Чтения о русской поэзии - Николай Иванович Калягин
Шрифт:
Интервал:
Закладка:
Вот это последнее замечание и вызвало бурю ненависти к Шишкову. И прежде всего, оно было определено как «донос». И это очень смешно.
Имя Карамзина в «Рассуждении» не упоминалось ни разу; но если бы даже Карамзин действительно отроду не бывал в церкви, а Шишков написал по этому поводу формальный донос и отнес его в канцелярию Священного Синода, то, разумеется, никаких последствий для Карамзина такой донос в 1803 году не имел бы. А вот Шишкову, подавшему свое мнение по вопросу, лежащему вне сферы адмиральской компетенции, пришлось бы явиться к митрополиту Амвросию и получить соответствующее внушение.

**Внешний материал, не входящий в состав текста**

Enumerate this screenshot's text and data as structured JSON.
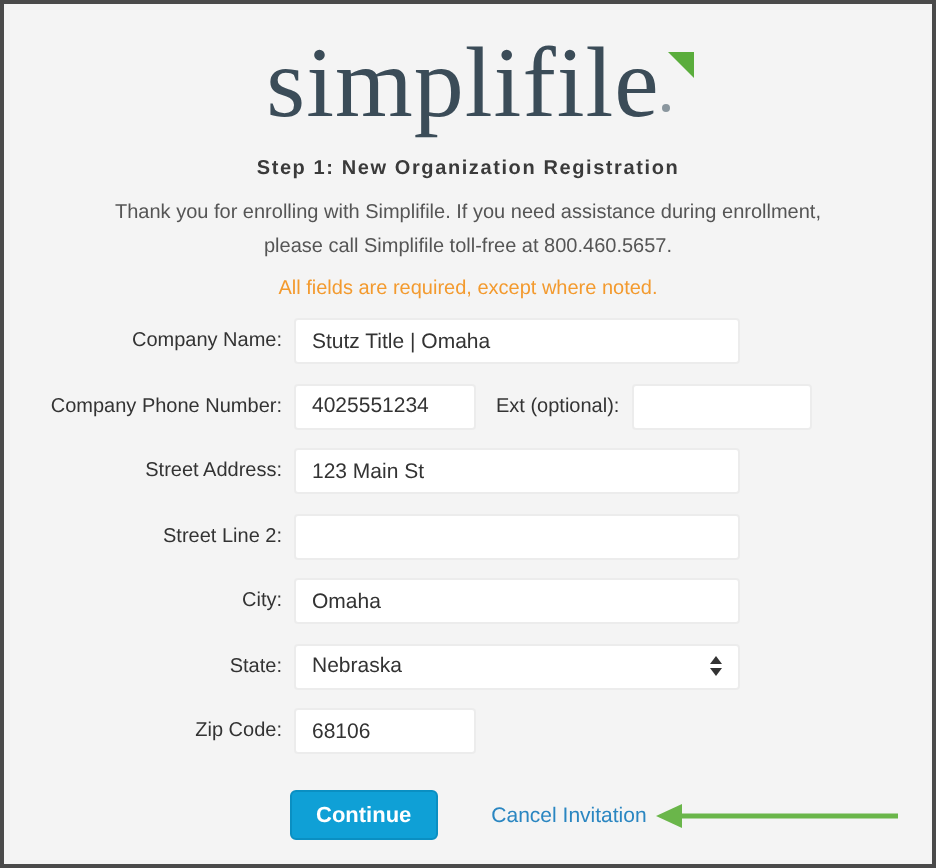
{
  "logo": {
    "text": "simplifile"
  },
  "heading": "Step 1: New Organization Registration",
  "intro": "Thank you for enrolling with Simplifile. If you need assistance during enrollment, please call Simplifile toll-free at 800.460.5657.",
  "notice": "All fields are required, except where noted.",
  "fields": [
    {
      "kind": "text",
      "label": "Company Name:",
      "value": "Stutz Title | Omaha"
    },
    {
      "kind": "short",
      "label": "Company Phone Number:",
      "value": "4025551234",
      "extra": {
        "label": "Ext (optional):"
      }
    },
    {
      "kind": "text",
      "label": "Street Address:",
      "value": "123 Main St"
    },
    {
      "kind": "text",
      "label": "Street Line 2:"
    },
    {
      "kind": "text",
      "label": "City:",
      "value": "Omaha"
    },
    {
      "kind": "select",
      "label": "State:",
      "value": "Nebraska"
    },
    {
      "kind": "short",
      "label": "Zip Code:",
      "value": "68106"
    }
  ],
  "actions": {
    "continue": "Continue",
    "cancel": "Cancel Invitation"
  }
}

Тем не менее, эти слова («доносчик», «донос»), распространяясь шире и шире, оказывали вполне понятное воздействие на пылкую дворянскую молодежь, определяли ее отношение к личности адмирала Шишкова. Здесь мы присутствуем чуть ли не при рождении той «странной власти», которая стала в России XIX века «сильнее всяких коренных постановлений», – вы понимаете, что я говорю сейчас про либеральную жандармерию. Она появляется на свет намного раньше, чем официальная жандармерия, которую вынужден был завести Николай I после событий 14 декабря.
Ненависть молодых карамзинистов к Шишкову очень понятна психологически. Карамзиниста ведь «несет»: он по-новому совершенно чувствует, он культивирует такие вкусы, такие привычки, о которых и слуху не было лет 10–20 назад в стране Скотининых и Простаковых, он в восторге от себя самого и от своих друзей – и вдруг из пустыни (ибо мир, в котором не живут сердцем, пустыня) раздается этот грубый, равнодушный голос, напоминающий о церковной службе, которую нужно выстаивать два-три часа (а каково это человеку подвижному!), за которой нужно молчать, выслушивать ненавистную славянщину, после которой какой-нибудь поп, того и гляди, ткнет тебе в губы руку для поцелуя или даже крест… Тут мудрено не прийти в бешенство! И кто напоминает, кто учит? Старик Шишков, который сам женат на лютеранке, в доме у которого на французский манер, как у всех порядочных людей, воспитываются племянники! Что ему нужно, чего ему не хватает?!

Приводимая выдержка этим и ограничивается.